First...I am not your kids babysitter. The last time I checked it is your responsibility as a parent to monitor (or at least be vaguely aware of) what your child watches on television, listens to on the radio or reads on the internet. What's next? When your kid is last seen on a bus heading for Utah to visit some random 45 year old man she met on the internet is that going to be my fault as well? Grow the fuck up.
Second...I am sincerely curious how you formed the opinion that because I occasionally use the word "fuck" that I'm a "radical feminist lesbian" a "damn liberal" and a "pagan" who is "going to hell" because I don't "have a personal relationship with Jesus Christ". Just for giggles lets address those statements:
- Radical Feminist - Feminist, yes, and extremely proud of it. Although I'm not sure how radical I am.
- Lesbian - Who gives a shit?!?! Seriously...can you not read? How many times have I mentioned Nick (my husband) on this site? Just to set your small little mind at ease: Nick's a man.
- Damn liberal - damn straight
- Pagan - More like agnostic
- Going to hell - this is very possible
- Because I don't have a personal relationship with Jesus Christ - nope, but I do have a relationship with Jesus Garza, the maintance man in my apartment complex and I'm sure this should count for something.
While I'm sure the precious virgin eyes and ears of your kid are going to be forever warped by reading the word "fuck" on a blog, there are seriously worse things out there. Republicans, for one.
I'm also sure that by reading the word "fuck" on a blog that she's not damning herself to the eternal fires of hell. Nor is this going to lead her to a life of pot smoking depravity where her only career choices are "Emminm Entourage Member # 62" or "Donkey Show Perfomer in Tijuana".
If you're sincerely worried about what your kid is reading on the internet why don't you show her some of your favorite sites. I'm sure she'll find the Young Republican website fascinating and perhaps if you're lucky she'll even start a Bill O'Riley fan site one day.

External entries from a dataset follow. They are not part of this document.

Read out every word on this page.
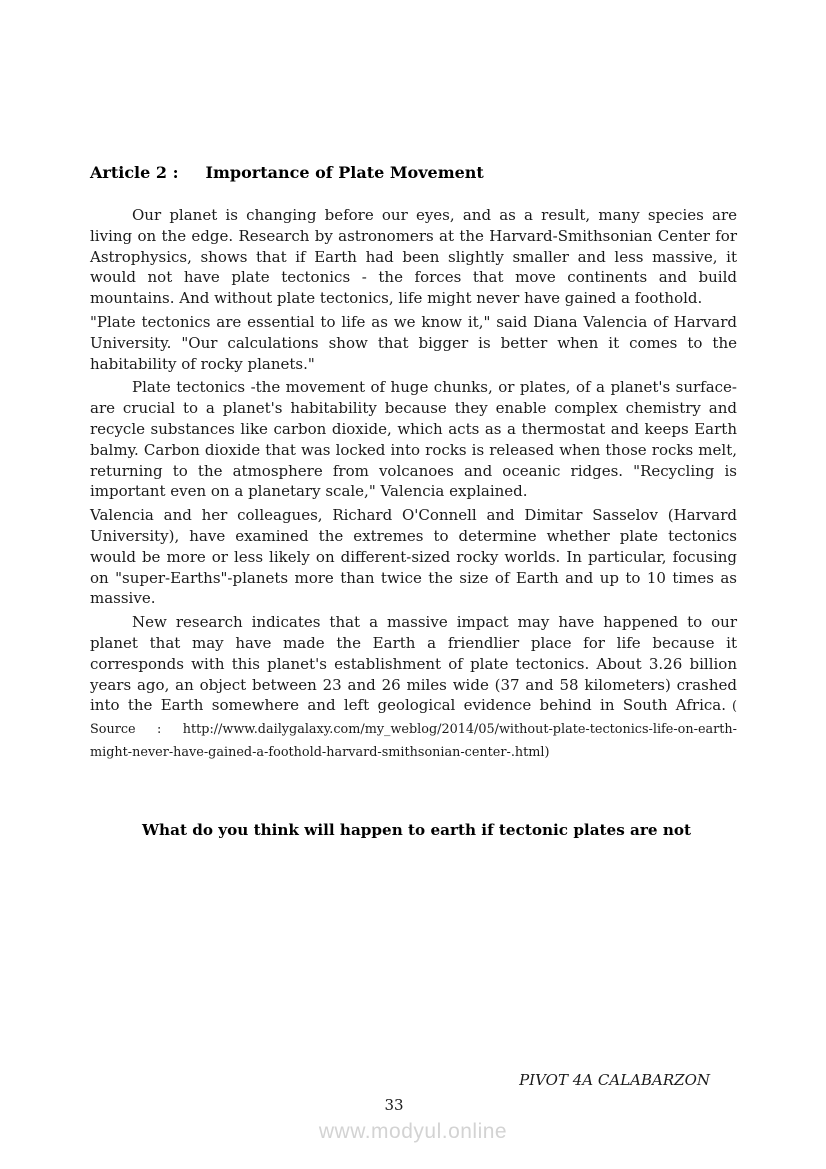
Article 2 : Importance of Plate Movement

Our planet is changing before our eyes, and as a result, many species are living on the edge. Research by astronomers at the Harvard-Smithsonian Center for Astrophysics, shows that if Earth had been slightly smaller and less massive, it would not have plate tectonics - the forces that move continents and build mountains. And without plate tectonics, life might never have gained a foothold.

"Plate tectonics are essential to life as we know it," said Diana Valencia of Harvard University. "Our calculations show that bigger is better when it comes to the habitability of rocky planets."

Plate tectonics -the movement of huge chunks, or plates, of a planet's surface- are crucial to a planet's habitability because they enable complex chemistry and recycle substances like carbon dioxide, which acts as a thermostat and keeps Earth balmy. Carbon dioxide that was locked into rocks is released when those rocks melt, returning to the atmosphere from volcanoes and oceanic ridges. "Recycling is important even on a planetary scale," Valencia explained.

Valencia and her colleagues, Richard O'Connell and Dimitar Sasselov (Harvard University), have examined the extremes to determine whether plate tectonics would be more or less likely on different-sized rocky worlds. In particular, focusing on "super-Earths"-planets more than twice the size of Earth and up to 10 times as massive.

New research indicates that a massive impact may have happened to our planet that may have made the Earth a friendlier place for life because it corresponds with this planet's establishment of plate tectonics. About 3.26 billion years ago, an object between 23 and 26 miles wide (37 and 58 kilometers) crashed into the Earth somewhere and left geological evidence behind in South Africa. ( Source : http://www.dailygalaxy.com/my_weblog/2014/05/without-plate-tectonics-life-on-earth-might-never-have-gained-a-foothold-harvard-smithsonian-center-.html)

What do you think will happen to earth if tectonic plates are not
PIVOT 4A CALABARZON
33
www.modyul.online
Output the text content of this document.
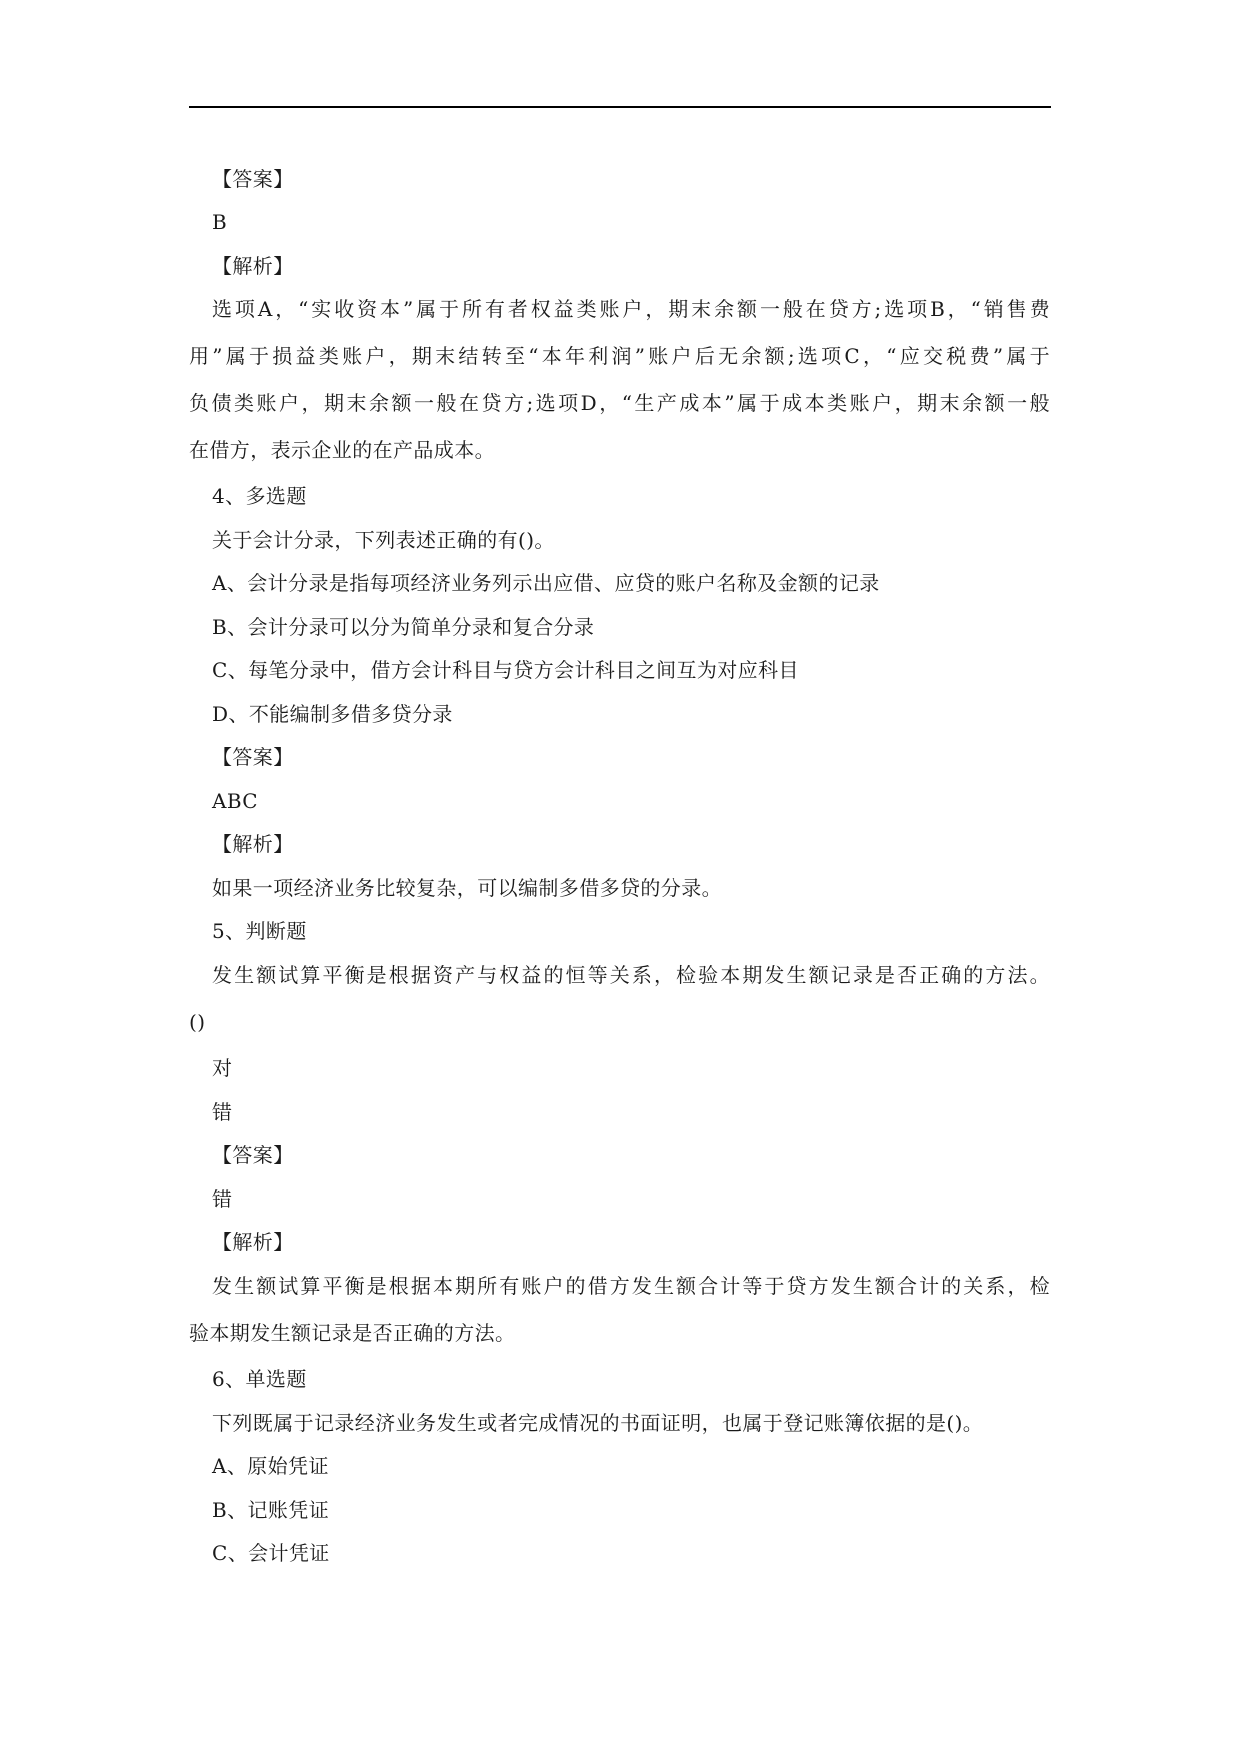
【答案】
B
【解析】
选项A，“实收资本”属于所有者权益类账户，期末余额一般在贷方;选项B，“销售费
用”属于损益类账户，期末结转至“本年利润”账户后无余额;选项C，“应交税费”属于
负债类账户，期末余额一般在贷方;选项D，“生产成本”属于成本类账户，期末余额一般
在借方，表示企业的在产品成本。
4、多选题
关于会计分录，下列表述正确的有()。
A、会计分录是指每项经济业务列示出应借、应贷的账户名称及金额的记录
B、会计分录可以分为简单分录和复合分录
C、每笔分录中，借方会计科目与贷方会计科目之间互为对应科目
D、不能编制多借多贷分录
【答案】
ABC
【解析】
如果一项经济业务比较复杂，可以编制多借多贷的分录。
5、判断题
发生额试算平衡是根据资产与权益的恒等关系，检验本期发生额记录是否正确的方法。
()
对
错
【答案】
错
【解析】
发生额试算平衡是根据本期所有账户的借方发生额合计等于贷方发生额合计的关系，检
验本期发生额记录是否正确的方法。
6、单选题
下列既属于记录经济业务发生或者完成情况的书面证明，也属于登记账簿依据的是()。
A、原始凭证
B、记账凭证
C、会计凭证
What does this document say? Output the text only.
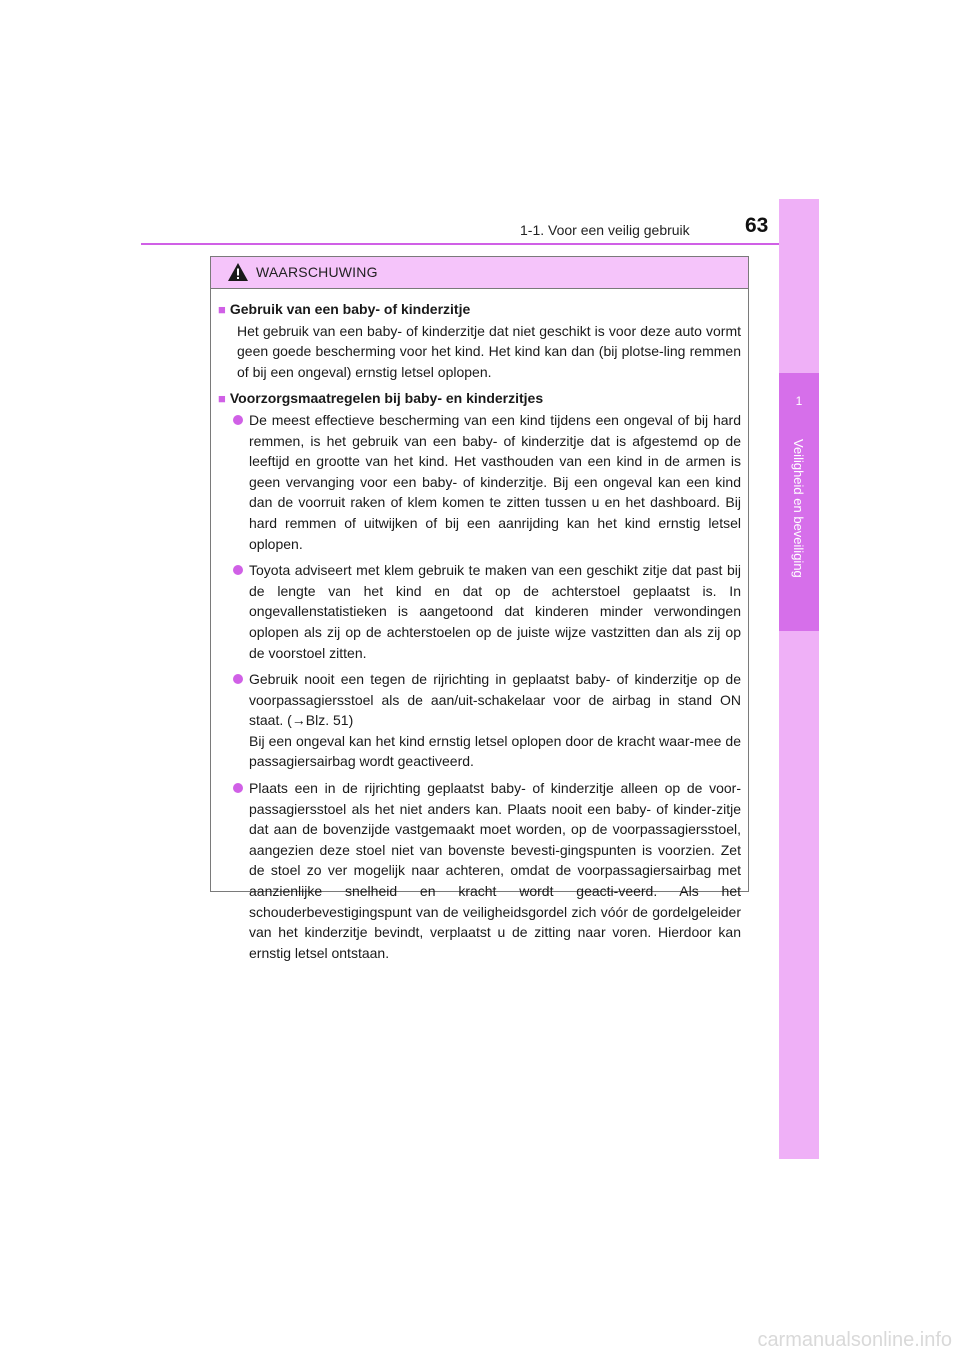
1-1. Voor een veilig gebruik	63
1
Veiligheid en beveiliging
WAARSCHUWING
■ Gebruik van een baby- of kinderzitje
Het gebruik van een baby- of kinderzitje dat niet geschikt is voor deze auto vormt geen goede bescherming voor het kind. Het kind kan dan (bij plotse-ling remmen of bij een ongeval) ernstig letsel oplopen.
■ Voorzorgsmaatregelen bij baby- en kinderzitjes
De meest effectieve bescherming van een kind tijdens een ongeval of bij hard remmen, is het gebruik van een baby- of kinderzitje dat is afgestemd op de leeftijd en grootte van het kind. Het vasthouden van een kind in de armen is geen vervanging voor een baby- of kinderzitje. Bij een ongeval kan een kind dan de voorruit raken of klem komen te zitten tussen u en het dashboard. Bij hard remmen of uitwijken of bij een aanrijding kan het kind ernstig letsel oplopen.
Toyota adviseert met klem gebruik te maken van een geschikt zitje dat past bij de lengte van het kind en dat op de achterstoel geplaatst is. In ongevallenstatistieken is aangetoond dat kinderen minder verwondingen oplopen als zij op de achterstoelen op de juiste wijze vastzitten dan als zij op de voorstoel zitten.
Gebruik nooit een tegen de rijrichting in geplaatst baby- of kinderzitje op de voorpassagiersstoel als de aan/uit-schakelaar voor de airbag in stand ON staat. (→Blz. 51)
Bij een ongeval kan het kind ernstig letsel oplopen door de kracht waar-mee de passagiersairbag wordt geactiveerd.
Plaats een in de rijrichting geplaatst baby- of kinderzitje alleen op de voor-passagiersstoel als het niet anders kan. Plaats nooit een baby- of kinder-zitje dat aan de bovenzijde vastgemaakt moet worden, op de voorpassagiersstoel, aangezien deze stoel niet van bovenste bevesti-gingspunten is voorzien. Zet de stoel zo ver mogelijk naar achteren, omdat de voorpassagiersairbag met aanzienlijke snelheid en kracht wordt geacti-veerd. Als het schouderbevestigingspunt van de veiligheidsgordel zich vóór de gordelgeleider van het kinderzitje bevindt, verplaatst u de zitting naar voren. Hierdoor kan ernstig letsel ontstaan.
carmanualsonline.info
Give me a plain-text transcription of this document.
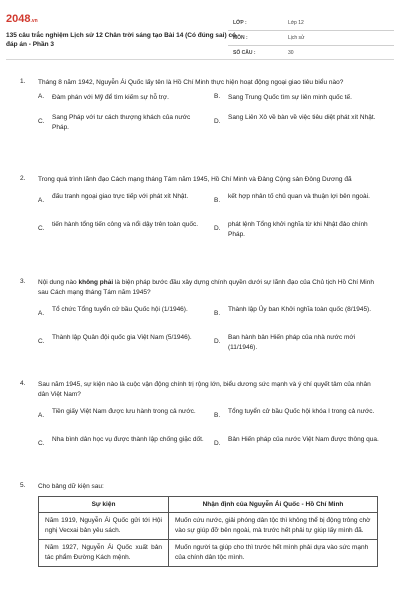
2048.vn
135 câu trắc nghiệm Lịch sử 12 Chân trời sáng tạo Bài 14 (Có đúng sai) có đáp án - Phần 3
LỚP :	Lớp 12
MÔN :	Lịch sử
SỐ CÂU :	30
1. Tháng 8 năm 1942, Nguyễn Ái Quốc lấy tên là Hồ Chí Minh thực hiện hoạt động ngoại giao tiêu biểu nào?
A. Đàm phán với Mỹ để tìm kiếm sự hỗ trợ.	B. Sang Trung Quốc tìm sự liên minh quốc tế.
C.
Sang Pháp với tư cách thượng khách của nước Pháp.
D.
Sang Liên Xô về bàn về việc tiêu diệt phát xít Nhật.
2. Trong quá trình lãnh đạo Cách mạng tháng Tám năm 1945, Hồ Chí Minh và Đảng Cộng sản Đông Dương đã
A.
đấu tranh ngoại giao trực tiếp với phát xít Nhật.
B.
kết hợp nhân tố chủ quan và thuận lợi bên ngoài.
C.
tiến hành tổng tiến công và nổi dậy trên toàn quốc.
D.
phát lệnh Tổng khởi nghĩa từ khi Nhật đảo chính Pháp.
3. Nội dung nào không phải là biện pháp bước đầu xây dựng chính quyền dưới sự lãnh đạo của Chủ tịch Hồ Chí Minh sau Cách mạng tháng Tám năm 1945?
A.
Tổ chức Tổng tuyển cử bầu Quốc hội (1/1946).
B.
Thành lập Ủy ban Khởi nghĩa toàn quốc (8/1945).
C.
Thành lập Quân đội quốc gia Việt Nam (5/1946).
D.
Ban hành bản Hiến pháp của nhà nước mới (11/1946).
4. Sau năm 1945, sự kiện nào là cuộc vận động chính trị rộng lớn, biểu dương sức mạnh và ý chí quyết tâm của nhân dân Việt Nam?
A.
Tiền giấy Việt Nam được lưu hành trong cả nước.
B.
Tổng tuyển cử bầu Quốc hội khóa I trong cả nước.
C.
Nha bình dân học vụ được thành lập chống giặc dốt.
D.
Bản Hiến pháp của nước Việt Nam được thông qua.
5. Cho bảng dữ kiện sau:
Sự kiện	Nhận định của Nguyễn Ái Quốc - Hồ Chí Minh
Năm 1919, Nguyễn Ái Quốc gửi tới Hội nghị Vecxai bản yêu sách.	Muốn cứu nước, giải phóng dân tộc thì không thể bị động trông chờ vào sự giúp đỡ bên ngoài, mà trước hết phải tự giúp lấy mình đã.
Năm 1927, Nguyễn Ái Quốc xuất bản tác phẩm Đường Kách mệnh.	Muốn người ta giúp cho thì trước hết mình phải dựa vào sức mạnh của chính dân tộc mình.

Better yet, get out of the house and go do some of your favorite activities with your kid. I'm sure she'll be thrilled to spend the day protesting at your local Planned Parenthood or sending pipe bombs to Hillary Clinton. Oh...and I realize you're in league with all that is crazy, so let me say right now...don't do either of those things, I was only kidding!!!
Just in case I wasn't clear enough in the above paragraphs, let me just sum this up in 8 small words for you. I promise...no big words that will confuse you...
Fuck off. Get a life. Stop emailing me.
4 Comments:
Claudia this stuff's hilarious! Landed on your blog by accident at the end of a fruitless workday and am cheered up no end by your glorious irreverence - brava! I'll be back!
Thanks, that's really nice to hear. Just for that I shall name my first child after you. Or perhaps my first puppy, whichever one I get first.
Just as soon as I figure out how to pronounce your name! :)
Pronounce it Shove-on. It's Irish. As am I. Means "God's gift of grace". Which I'm not - at all. And wouldn't be even if I did give a flying fuck about God or a God or any God other than my manGod. But I digres...
Digress all you want... I understand what you're saying!!